Update, March 7. The final version of the resolution is here. We compared the February 29 and final versions and found only very small stylistic differences.
(Note: the following works off of the provisional version of the resolution dated February 29 available here).
The Bottom Line
Assessing the effects of sanctions encompasses at least four elements:
- Statute itself: what is proscribed and with what precision or country-level discretion;
- The likelihood that any given provision will be implemented;
- The effect of the measure, including not only directly on the interested party in the target but on markets and particularly foreign exchange and commodity markets;
- The ability of the target to circumvent the restriction or substitute for the export or import in question.

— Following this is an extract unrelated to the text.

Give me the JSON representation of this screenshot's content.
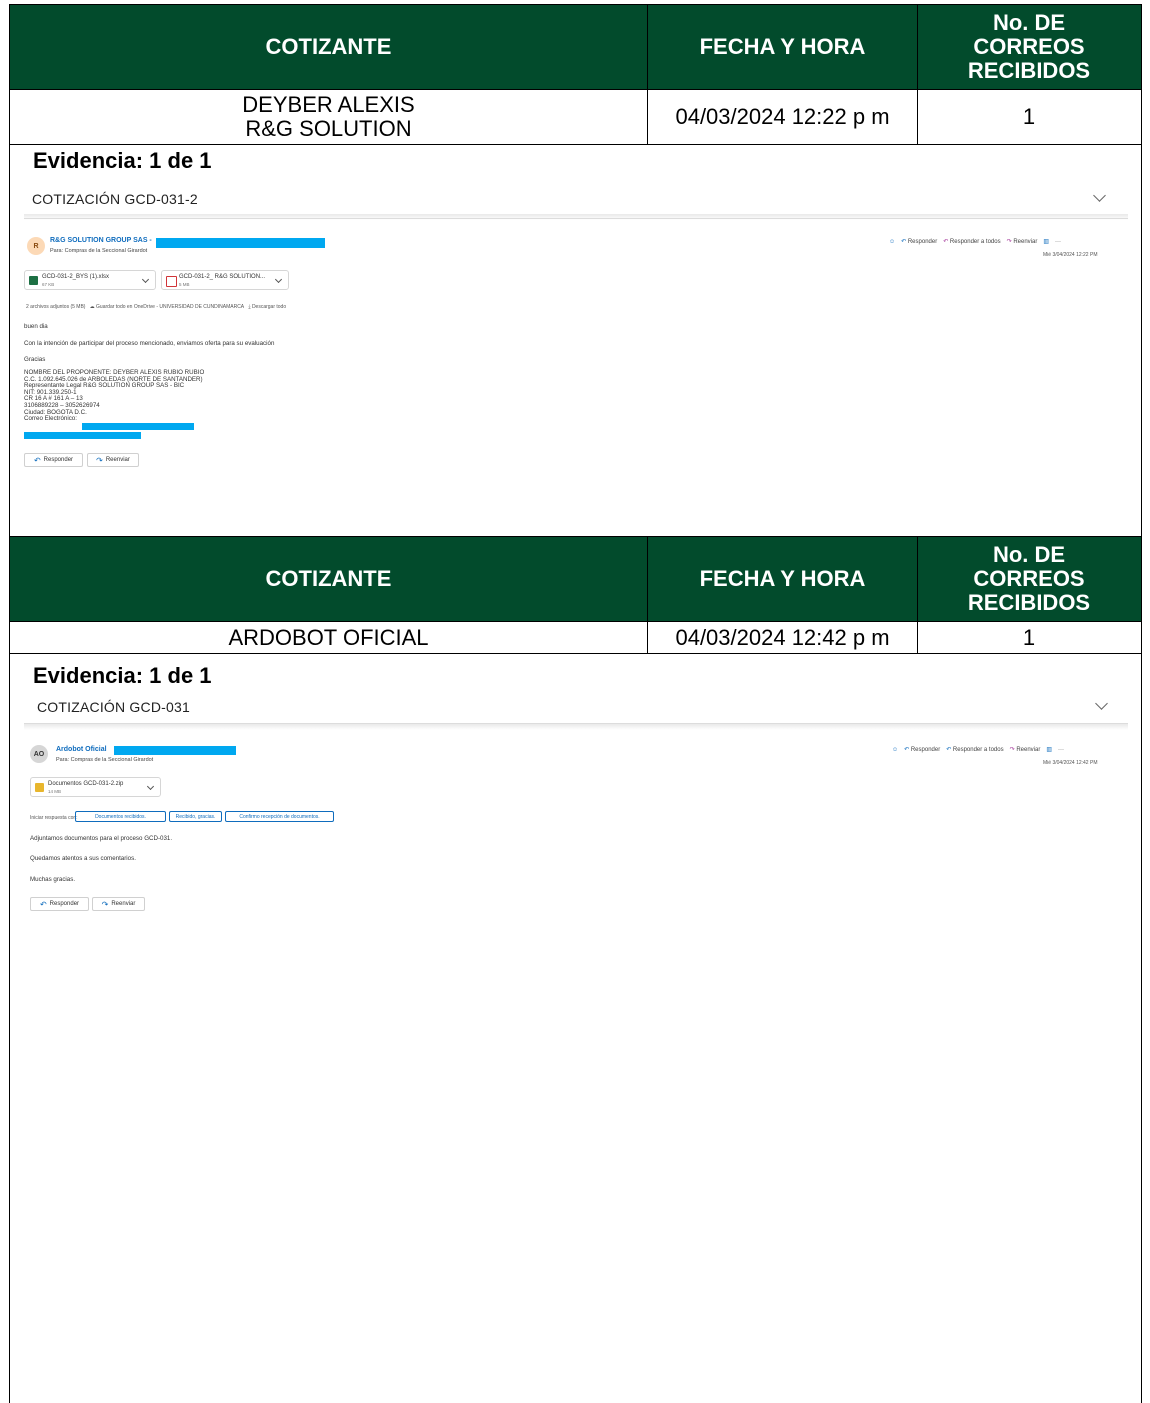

The bottom line: The sanction resolution is sweeping in scope, in its extension to commercial trade, and in the inclusion of restrictions on transport. But many specific prohibitions are defined in ways that grant discretion to the implementing state. Some restrictions apply only if there are reasonable grounds to suspect the activity is suspicious—making it possible to hide behind a veil of ignorance—or require that the activity be linked—directly? indirectly?–to the DPRK’s WMD or missile programs.
With respect to all of the trade-related measures, China is the key actor given that it’s share of the country’s trade could reach as high as 90 percent following the closure of Kaesong if we include transshipment from third countries. Wild West jurisdictions could provide additional wiggle room for Pyongyang, including by allowing foreign-exchange earning networks to persist. But the key question is whether Beijing will implement in full, in part or will retreat again behind allotted discretion. If China did not want to wield the stick that the resolution represents, however, why not simply fight proposed provisions as it has in the past? All past resolutions avoid sanctioning commercial trade; this resolution crosses that important Rubicon, particularly with respect to coal. Our best guess: not everything will be implemented in full on day one. But China has signaled both to North Korea and to the US that it is serious, and can now calibrate the appropriate level of pressure that it wants to apply.

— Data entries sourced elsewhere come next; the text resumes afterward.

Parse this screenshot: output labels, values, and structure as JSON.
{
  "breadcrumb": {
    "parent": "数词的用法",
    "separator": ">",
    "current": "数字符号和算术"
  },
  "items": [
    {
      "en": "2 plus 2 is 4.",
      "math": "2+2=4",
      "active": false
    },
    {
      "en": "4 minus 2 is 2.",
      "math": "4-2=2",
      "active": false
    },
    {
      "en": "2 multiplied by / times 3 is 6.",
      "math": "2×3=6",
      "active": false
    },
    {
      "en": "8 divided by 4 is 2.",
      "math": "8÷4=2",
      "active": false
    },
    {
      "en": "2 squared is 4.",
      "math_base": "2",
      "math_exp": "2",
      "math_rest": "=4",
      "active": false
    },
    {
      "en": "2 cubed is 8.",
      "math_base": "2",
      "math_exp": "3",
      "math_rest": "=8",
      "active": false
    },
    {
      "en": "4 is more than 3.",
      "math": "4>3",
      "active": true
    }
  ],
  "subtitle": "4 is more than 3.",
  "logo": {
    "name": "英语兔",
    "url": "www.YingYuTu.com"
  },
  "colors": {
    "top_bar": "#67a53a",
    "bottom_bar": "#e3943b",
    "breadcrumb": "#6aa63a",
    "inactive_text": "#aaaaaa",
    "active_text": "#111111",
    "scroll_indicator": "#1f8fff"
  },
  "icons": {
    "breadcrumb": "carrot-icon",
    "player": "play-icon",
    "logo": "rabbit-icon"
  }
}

The material effects of the sanctions and capacity to circumvent will depend on implementation, but don’t rule out the potential significance of second-order market effects. If I were holding North Korean won at the moment, I would be buying dollars or moving into commodities, with predictable implications for prices (depreciation of the won, increases in commodity prices, including rice). Watching these markets is going to provide insight into how much leeway the regime has. But I predict serious turbulence in months if not weeks as the country starts facing severe balance-of-payments and foreign exchange constraints. It may have enough cash on hand, through borrowed name accounts and through cash couriers, to last for a while. And China could tighten, then loosen, the screws. But if the sanctions seriously cut into foreign exchange earnings, how long can the regime effectively draw down reserves?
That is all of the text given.